- Interactive map of Pioneer Saloon

Restaurant information
- Owners: Duffy and Sheila Whitmore
- Food type: Steakhouse and seafood
- Location: Ketchum, Idaho, United States
- Coordinates: 43°40′51″N 114°21′51″W﻿ / ﻿43.6808°N 114.3643°W

= Pioneer Saloon =

Restaurant in Ketchum, Idaho, U.S.

Pioneer Saloon is a restaurant in Ketchum, Idaho, United States. It is nicknamed "the Pio" by locals.

== History ==
The restaurant was originally a gambling hall called the Commercial Club built in the 1940s. It closed a few years later, and was used as an American Legion meeting hall and dry goods store before becoming a casino again in 1950. It was then renamed the "Pioneer Saloon". In 1953, efforts to end illegal gambling in Idaho forced the establishment to become a bar and restaurant.

The Pioneer Saloon was renovated into its current form in 1972. In 1986, it was bought by Sheila and Duffy Whitmore, who run the restaurant with their children and grandchildren. Its interior is decorated with Western and Native American memorabilia and art, including sculptures and taxidermied animals.
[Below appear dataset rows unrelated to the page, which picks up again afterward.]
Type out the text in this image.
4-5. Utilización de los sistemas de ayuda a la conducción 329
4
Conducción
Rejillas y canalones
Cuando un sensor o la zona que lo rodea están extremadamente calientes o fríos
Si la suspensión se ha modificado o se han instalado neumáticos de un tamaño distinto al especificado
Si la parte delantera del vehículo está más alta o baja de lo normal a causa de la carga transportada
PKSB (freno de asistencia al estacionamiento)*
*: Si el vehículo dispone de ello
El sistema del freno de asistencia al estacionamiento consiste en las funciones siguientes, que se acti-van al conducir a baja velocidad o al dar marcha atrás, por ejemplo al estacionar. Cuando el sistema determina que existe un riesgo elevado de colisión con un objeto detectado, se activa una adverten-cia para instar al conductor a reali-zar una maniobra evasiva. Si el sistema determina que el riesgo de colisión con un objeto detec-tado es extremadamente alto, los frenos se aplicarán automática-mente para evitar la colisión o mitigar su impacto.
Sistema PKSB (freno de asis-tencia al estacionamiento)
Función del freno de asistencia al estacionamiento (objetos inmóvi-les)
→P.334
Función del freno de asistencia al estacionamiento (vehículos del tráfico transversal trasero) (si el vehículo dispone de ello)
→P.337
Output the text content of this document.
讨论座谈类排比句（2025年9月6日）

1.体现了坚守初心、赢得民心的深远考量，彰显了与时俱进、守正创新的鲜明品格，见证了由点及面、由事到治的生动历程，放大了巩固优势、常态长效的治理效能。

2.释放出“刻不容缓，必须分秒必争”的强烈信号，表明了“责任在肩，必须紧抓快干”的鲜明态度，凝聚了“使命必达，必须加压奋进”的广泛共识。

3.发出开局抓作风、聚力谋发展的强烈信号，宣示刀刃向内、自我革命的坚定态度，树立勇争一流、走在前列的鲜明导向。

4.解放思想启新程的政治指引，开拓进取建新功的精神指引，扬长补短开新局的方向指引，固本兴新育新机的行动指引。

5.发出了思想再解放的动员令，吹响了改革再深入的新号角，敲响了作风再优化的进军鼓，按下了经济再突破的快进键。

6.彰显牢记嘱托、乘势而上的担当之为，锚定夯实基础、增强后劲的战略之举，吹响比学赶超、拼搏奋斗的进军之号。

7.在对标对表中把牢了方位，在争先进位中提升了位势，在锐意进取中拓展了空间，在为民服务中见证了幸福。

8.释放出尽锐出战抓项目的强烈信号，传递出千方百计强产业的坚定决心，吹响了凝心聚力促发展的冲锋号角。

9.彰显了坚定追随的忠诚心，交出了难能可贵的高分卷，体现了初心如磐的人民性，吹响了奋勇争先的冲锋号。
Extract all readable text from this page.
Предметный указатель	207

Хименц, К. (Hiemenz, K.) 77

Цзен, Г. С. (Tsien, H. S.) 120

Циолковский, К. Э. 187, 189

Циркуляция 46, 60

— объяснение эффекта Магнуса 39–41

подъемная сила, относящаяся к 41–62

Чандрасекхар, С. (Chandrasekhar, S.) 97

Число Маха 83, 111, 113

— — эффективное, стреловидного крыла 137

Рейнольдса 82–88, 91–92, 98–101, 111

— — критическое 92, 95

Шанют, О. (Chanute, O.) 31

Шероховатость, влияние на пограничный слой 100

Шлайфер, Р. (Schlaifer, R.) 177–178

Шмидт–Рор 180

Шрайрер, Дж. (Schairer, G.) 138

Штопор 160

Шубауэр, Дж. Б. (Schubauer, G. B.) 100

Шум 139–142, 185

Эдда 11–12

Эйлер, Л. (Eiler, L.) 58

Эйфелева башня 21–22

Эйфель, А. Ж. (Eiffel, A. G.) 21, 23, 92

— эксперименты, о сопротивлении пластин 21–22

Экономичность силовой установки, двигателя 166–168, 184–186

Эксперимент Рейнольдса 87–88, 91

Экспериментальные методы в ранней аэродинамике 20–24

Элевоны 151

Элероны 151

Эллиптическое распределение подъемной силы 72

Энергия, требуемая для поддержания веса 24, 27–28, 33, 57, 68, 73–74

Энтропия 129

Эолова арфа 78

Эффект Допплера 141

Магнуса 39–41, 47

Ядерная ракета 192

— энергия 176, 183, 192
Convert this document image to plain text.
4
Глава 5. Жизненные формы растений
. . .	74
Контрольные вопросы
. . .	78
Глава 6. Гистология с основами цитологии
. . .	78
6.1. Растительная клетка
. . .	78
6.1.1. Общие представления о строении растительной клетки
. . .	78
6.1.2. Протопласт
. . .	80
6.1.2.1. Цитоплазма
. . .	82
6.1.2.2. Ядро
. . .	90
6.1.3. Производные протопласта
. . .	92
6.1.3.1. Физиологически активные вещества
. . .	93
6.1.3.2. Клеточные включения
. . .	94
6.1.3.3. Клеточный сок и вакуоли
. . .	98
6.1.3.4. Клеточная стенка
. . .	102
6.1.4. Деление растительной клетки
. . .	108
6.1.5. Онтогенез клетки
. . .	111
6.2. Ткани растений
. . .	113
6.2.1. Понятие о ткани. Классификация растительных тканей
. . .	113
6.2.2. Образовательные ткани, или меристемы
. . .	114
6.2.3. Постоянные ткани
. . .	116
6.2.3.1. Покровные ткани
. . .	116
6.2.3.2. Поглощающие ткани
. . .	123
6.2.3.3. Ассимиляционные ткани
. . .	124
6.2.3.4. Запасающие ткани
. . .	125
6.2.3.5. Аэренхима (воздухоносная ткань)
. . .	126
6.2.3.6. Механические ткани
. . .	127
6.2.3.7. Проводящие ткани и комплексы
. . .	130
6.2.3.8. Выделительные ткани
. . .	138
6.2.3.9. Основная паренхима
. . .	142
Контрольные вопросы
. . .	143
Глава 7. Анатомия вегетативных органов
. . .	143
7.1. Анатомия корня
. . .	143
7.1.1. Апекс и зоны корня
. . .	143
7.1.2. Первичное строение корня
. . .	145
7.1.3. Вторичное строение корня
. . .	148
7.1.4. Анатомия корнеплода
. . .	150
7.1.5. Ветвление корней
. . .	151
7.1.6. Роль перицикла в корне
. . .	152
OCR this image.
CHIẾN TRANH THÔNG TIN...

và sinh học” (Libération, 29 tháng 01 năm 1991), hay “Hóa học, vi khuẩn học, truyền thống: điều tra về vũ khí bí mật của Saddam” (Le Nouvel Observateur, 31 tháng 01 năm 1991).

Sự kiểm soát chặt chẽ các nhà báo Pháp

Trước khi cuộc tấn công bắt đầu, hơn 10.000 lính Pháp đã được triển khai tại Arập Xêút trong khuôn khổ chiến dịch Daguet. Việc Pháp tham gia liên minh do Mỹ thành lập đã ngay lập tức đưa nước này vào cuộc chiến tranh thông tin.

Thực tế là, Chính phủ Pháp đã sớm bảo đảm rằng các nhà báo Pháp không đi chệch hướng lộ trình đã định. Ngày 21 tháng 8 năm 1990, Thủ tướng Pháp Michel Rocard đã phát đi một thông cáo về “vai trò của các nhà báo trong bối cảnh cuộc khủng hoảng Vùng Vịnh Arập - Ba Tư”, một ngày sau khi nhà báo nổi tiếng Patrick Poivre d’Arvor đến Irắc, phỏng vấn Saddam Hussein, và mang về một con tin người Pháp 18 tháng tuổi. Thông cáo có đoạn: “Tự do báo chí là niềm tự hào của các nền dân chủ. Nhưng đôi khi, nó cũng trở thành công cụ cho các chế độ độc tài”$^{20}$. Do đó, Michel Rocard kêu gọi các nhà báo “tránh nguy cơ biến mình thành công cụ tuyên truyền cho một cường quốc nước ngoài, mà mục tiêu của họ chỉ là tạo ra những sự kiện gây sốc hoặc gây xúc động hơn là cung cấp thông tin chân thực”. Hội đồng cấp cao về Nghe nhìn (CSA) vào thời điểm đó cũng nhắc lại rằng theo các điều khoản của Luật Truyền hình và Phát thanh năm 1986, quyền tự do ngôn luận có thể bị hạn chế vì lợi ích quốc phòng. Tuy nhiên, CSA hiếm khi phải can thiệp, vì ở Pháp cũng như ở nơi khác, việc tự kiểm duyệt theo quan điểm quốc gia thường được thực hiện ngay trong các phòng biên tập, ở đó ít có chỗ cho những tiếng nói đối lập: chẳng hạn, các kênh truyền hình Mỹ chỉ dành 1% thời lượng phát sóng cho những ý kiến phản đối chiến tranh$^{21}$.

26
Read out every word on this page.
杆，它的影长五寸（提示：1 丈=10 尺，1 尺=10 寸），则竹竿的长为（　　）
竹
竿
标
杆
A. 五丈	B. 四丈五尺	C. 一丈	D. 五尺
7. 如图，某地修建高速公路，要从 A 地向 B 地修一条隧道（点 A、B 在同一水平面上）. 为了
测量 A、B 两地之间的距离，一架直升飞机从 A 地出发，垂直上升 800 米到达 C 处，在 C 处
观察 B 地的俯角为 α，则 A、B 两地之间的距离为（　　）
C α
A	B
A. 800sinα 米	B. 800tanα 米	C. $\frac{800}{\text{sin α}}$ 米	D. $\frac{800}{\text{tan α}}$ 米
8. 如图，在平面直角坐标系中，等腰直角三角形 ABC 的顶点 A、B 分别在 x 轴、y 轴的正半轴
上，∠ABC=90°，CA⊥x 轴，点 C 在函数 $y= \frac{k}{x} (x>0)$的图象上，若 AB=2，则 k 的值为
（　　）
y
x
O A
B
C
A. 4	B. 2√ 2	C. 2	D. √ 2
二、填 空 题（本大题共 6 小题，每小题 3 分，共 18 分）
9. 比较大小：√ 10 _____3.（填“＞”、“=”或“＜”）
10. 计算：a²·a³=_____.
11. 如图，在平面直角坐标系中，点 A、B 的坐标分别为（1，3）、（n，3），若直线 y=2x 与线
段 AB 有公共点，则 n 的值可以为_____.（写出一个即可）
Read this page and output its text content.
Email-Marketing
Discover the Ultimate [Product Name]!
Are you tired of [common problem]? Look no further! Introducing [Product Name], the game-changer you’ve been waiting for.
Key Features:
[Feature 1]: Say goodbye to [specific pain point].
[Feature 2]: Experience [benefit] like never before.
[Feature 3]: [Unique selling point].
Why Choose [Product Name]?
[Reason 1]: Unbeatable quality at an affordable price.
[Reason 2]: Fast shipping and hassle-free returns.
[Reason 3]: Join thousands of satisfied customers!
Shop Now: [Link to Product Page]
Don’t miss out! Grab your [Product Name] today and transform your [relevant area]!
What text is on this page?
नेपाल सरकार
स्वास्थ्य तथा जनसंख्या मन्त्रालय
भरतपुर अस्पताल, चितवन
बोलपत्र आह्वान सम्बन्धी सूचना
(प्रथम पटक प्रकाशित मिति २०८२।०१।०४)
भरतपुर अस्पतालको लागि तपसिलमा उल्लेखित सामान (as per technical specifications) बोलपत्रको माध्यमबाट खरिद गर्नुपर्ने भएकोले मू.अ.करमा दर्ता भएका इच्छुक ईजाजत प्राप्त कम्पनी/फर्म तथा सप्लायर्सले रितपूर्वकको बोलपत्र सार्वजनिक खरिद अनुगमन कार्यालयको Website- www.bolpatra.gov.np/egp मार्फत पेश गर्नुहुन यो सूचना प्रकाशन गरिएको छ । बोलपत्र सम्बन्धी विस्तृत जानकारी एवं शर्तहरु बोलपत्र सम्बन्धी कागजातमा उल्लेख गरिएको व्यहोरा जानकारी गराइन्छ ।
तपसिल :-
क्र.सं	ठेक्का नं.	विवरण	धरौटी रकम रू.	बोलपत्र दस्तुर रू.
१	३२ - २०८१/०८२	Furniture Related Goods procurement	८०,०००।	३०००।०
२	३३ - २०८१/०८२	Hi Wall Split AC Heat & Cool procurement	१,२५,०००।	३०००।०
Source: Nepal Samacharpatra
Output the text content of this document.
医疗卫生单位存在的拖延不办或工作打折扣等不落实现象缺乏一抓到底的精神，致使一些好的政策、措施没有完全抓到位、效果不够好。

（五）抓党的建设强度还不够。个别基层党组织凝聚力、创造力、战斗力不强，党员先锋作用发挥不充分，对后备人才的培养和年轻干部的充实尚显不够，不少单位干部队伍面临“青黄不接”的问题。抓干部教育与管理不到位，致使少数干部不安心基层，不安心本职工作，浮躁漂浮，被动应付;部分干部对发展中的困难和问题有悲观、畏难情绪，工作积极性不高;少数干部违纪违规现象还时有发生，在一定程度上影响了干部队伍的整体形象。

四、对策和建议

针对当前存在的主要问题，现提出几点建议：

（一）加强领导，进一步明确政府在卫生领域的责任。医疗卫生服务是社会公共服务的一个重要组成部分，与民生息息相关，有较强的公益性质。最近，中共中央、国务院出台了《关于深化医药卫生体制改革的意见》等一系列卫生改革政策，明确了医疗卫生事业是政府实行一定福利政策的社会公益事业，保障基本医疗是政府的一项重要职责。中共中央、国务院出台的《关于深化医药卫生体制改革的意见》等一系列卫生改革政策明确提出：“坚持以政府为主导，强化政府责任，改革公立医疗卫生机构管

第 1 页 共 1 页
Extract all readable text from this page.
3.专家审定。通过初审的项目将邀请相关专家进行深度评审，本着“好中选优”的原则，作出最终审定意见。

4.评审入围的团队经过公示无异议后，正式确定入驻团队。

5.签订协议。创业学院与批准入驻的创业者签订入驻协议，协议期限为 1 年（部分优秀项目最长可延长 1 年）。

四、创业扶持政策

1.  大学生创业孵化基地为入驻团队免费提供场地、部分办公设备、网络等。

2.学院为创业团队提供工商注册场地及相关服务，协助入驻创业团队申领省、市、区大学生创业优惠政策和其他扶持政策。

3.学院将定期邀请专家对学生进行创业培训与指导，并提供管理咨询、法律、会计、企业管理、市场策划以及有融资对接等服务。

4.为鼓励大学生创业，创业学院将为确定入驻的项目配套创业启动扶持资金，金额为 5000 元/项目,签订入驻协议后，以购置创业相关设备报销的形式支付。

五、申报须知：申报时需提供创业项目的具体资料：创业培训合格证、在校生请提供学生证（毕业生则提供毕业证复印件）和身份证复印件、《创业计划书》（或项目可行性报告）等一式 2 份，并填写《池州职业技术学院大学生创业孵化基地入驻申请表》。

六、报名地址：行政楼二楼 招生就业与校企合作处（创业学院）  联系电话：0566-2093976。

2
In his later years, Ernest Hemingway was a customer. Some memorabilia from Hemingway's home in Ketchum decorate the restaurant.

It was named one of "Americas's Classics" by the James Beard Foundation in 2025.

== Description ==
Its menu includes items like steak, prime rib, beef ribs, burgers, kebobs, smoked trout, and shrimp cocktail. The restaurant serves both beef and bison meat. Its signature dish is the "Jim Spud", a baked potato topped with teriyaki beef, cheese, caramelized onions and chives. The dish was named after Jim Freeman, former chef and general manager of the Pioneer Saloon.